Organisatie | Veenendaal |
---|---|
Organisatietype | Gemeente |
Officiële naam regeling | Verordening regelende het verlenen van een bijdrage voor het geven van godsdienst- en vormingsonderwijs aan leerlingen van de openbare basisscholen in de gemeente Veenendaal |
Citeertitel | Verordening regelende het verlenen van een bijdrage voor het geven van godsdienst- en vormingsonderwijs aan leerlingen van de openbare basisscholen in de gemeente Veenendaal |
Vastgesteld door | college van burgemeester en wethouders |
Onderwerp | bestuur en recht |
Eigen onderwerp | Culturele aangelegenheden, sport en recreatie, stads- en natuurschoon, emancipatie |
De Verordening regelende het verlenen van een bijdrage voor het geven van godsdienst- en vormingsonderwijs aan leerlingen van de openbare basisscholen in de gemeente Veenendaal is in 1986 door de raad vastgesteld. Met het vaststellen van de Algemene subsidieverordening Veenendaal kan het college nadere regels stellen.
Algemene Subsidieverordening Veenendaal, art. 2 lid 2
Geen.
Datum inwerkingtreding | Terugwerkende kracht tot en met | Datum uitwerkingtreding | Betreft | Datum ondertekening Bron bekendmaking | Kenmerk voorstel |
---|---|---|---|---|---|
27-12-2007 | nieuwe regeling | 18-12-2007 Veenendaalse Krant, 2007-12-19 | 2007, 2007.26.11-47 |
Het college van burgemeester en wethouders van de gemeente Veenendaal;
het bepaalde van de Algemene subsidieverordening Veenendaal;
vast te stellen de Verordening regelende het verlenen van een bijdrage voor het geven van godsdienst- en vormingsonderwijs aan leerlingen van de openbare basisscholen in de gemeente Veenendaal.

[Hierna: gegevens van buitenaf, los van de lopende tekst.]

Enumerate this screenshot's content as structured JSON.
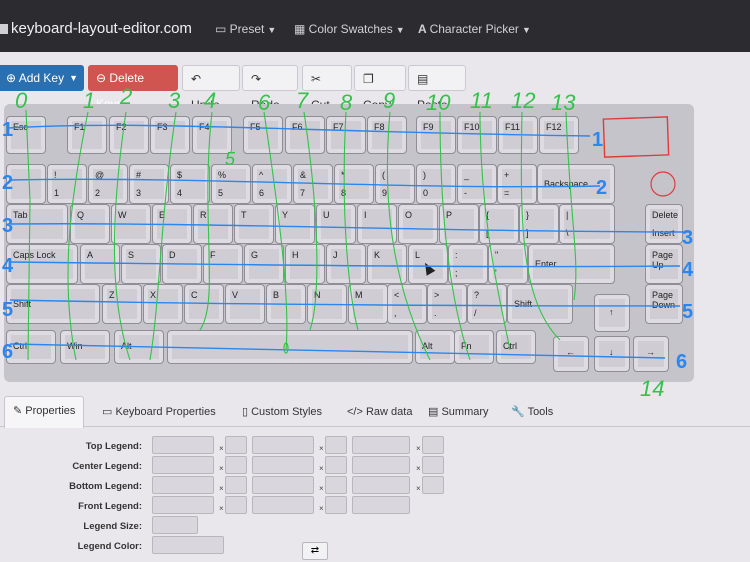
{
  "nav": {
    "brand": "keyboard-layout-editor.com",
    "menus": [
      {
        "label": "Preset",
        "icon": "keyboard-icon"
      },
      {
        "label": "Color Swatches",
        "icon": "grid-icon"
      },
      {
        "label": "Character Picker",
        "icon": "font-icon"
      }
    ]
  },
  "toolbar": {
    "add_key": "Add Key",
    "delete_keys": "Delete Keys",
    "undo": "Undo",
    "redo": "Redo",
    "cut": "Cut",
    "copy": "Copy",
    "paste": "Paste"
  },
  "keys": {
    "esc": "Esc",
    "f1": "F1",
    "f2": "F2",
    "f3": "F3",
    "f4": "F4",
    "f5": "F5",
    "f6": "F6",
    "f7": "F7",
    "f8": "F8",
    "f9": "F9",
    "f10": "F10",
    "f11": "F11",
    "f12": "F12",
    "n1t": "!",
    "n1b": "1",
    "n2t": "@",
    "n2b": "2",
    "n3t": "#",
    "n3b": "3",
    "n4t": "$",
    "n4b": "4",
    "n5t": "%",
    "n5b": "5",
    "n6t": "^",
    "n6b": "6",
    "n7t": "&",
    "n7b": "7",
    "n8t": "*",
    "n8b": "8",
    "n9t": "(",
    "n9b": "9",
    "n0t": ")",
    "n0b": "0",
    "mint": "_",
    "minb": "-",
    "eqt": "+",
    "eqb": "=",
    "backspace": "Backspace",
    "tab": "Tab",
    "q": "Q",
    "w": "W",
    "e": "E",
    "r": "R",
    "t": "T",
    "y": "Y",
    "u": "U",
    "i": "I",
    "o": "O",
    "p": "P",
    "lbt": "{",
    "lbb": "[",
    "rbt": "}",
    "rbb": "]",
    "bst": "|",
    "bsb": "\\",
    "delete": "Delete",
    "insert": "Insert",
    "caps": "Caps Lock",
    "a": "A",
    "s": "S",
    "d": "D",
    "f": "F",
    "g": "G",
    "h": "H",
    "j": "J",
    "k": "K",
    "l": "L",
    "sct": ":",
    "scb": ";",
    "qtt": "\"",
    "qtb": "'",
    "enter": "Enter",
    "pgup": "Page\nUp",
    "lshift": "Shift",
    "z": "Z",
    "x": "X",
    "c": "C",
    "v": "V",
    "b": "B",
    "n": "N",
    "m": "M",
    "cmt": "<",
    "cmb": ",",
    "pdt": ">",
    "pdb": ".",
    "slt": "?",
    "slb": "/",
    "rshift": "Shift",
    "up": "↑",
    "pgdn": "Page\nDown",
    "ctrl": "Ctrl",
    "win": "Win",
    "alt": "Alt",
    "ralt": "Alt",
    "fn": "Fn",
    "rctrl": "Ctrl",
    "left": "←",
    "down": "↓",
    "right": "→"
  },
  "tabs": [
    {
      "label": "Properties",
      "icon": "edit-icon"
    },
    {
      "label": "Keyboard Properties",
      "icon": "keyboard-icon"
    },
    {
      "label": "Custom Styles",
      "icon": "file-icon"
    },
    {
      "label": "Raw data",
      "icon": "code-icon"
    },
    {
      "label": "Summary",
      "icon": "list-icon"
    },
    {
      "label": "Tools",
      "icon": "wrench-icon"
    }
  ],
  "properties": {
    "top_legend": "Top Legend:",
    "center_legend": "Center Legend:",
    "bottom_legend": "Bottom Legend:",
    "front_legend": "Front Legend:",
    "legend_size": "Legend Size:",
    "legend_color": "Legend Color:"
  },
  "annotations": {
    "columns": [
      "0",
      "1",
      "2",
      "3",
      "4",
      "5",
      "6",
      "7",
      "8",
      "9",
      "10",
      "11",
      "12",
      "13",
      "14"
    ],
    "rows": [
      "1",
      "2",
      "3",
      "4",
      "5",
      "6"
    ],
    "rows_right": [
      "1",
      "2",
      "3",
      "4",
      "5",
      "6"
    ]
  },
  "colors": {
    "ink_green": "#33c24a",
    "ink_blue": "#2a86f0",
    "ink_red": "#e03a3a"
  }
}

Aan kerkelijke gemeenten, kerken en verenigingen, welke zich met het geven van godsdienstonderwijs aan schoolgaande kinderen belasten, alsmede aan genootschappen op geestelijke grondslag, kan op hun verzoek een bijdrage worden toegekend in de kosten van het doen geven van godsdienst- of vormingsonderwijs aan leerlingen van de openbare basisscholen in de gemeente Veenendaal.
De verantwoordelijkheid voor de inhoud van het gegeven godsdienst- en vormingsonderwijs berust bij de instelling(en), bedoeld in artikel 1.
De bijdrage, bedoeld in artikel 1, wordt berekend naar het wettelijk salaris per wekelijks lesuur, inclusief de sociale lasten, waarop de godsdienst- of vormingsleraar volgens het rechtspositiebesluit onderwijspersoneel, het basisonderwijs aanspraak zou hebben gemaakt, indien hij als vakonderwijzer, in dienst van de gemeente zou zijn geweest en naar het aantal wekelijkse lesuren van 60 minuten, dat werkelijk godsdienst- of vormingsonderwijs wordt gegeven.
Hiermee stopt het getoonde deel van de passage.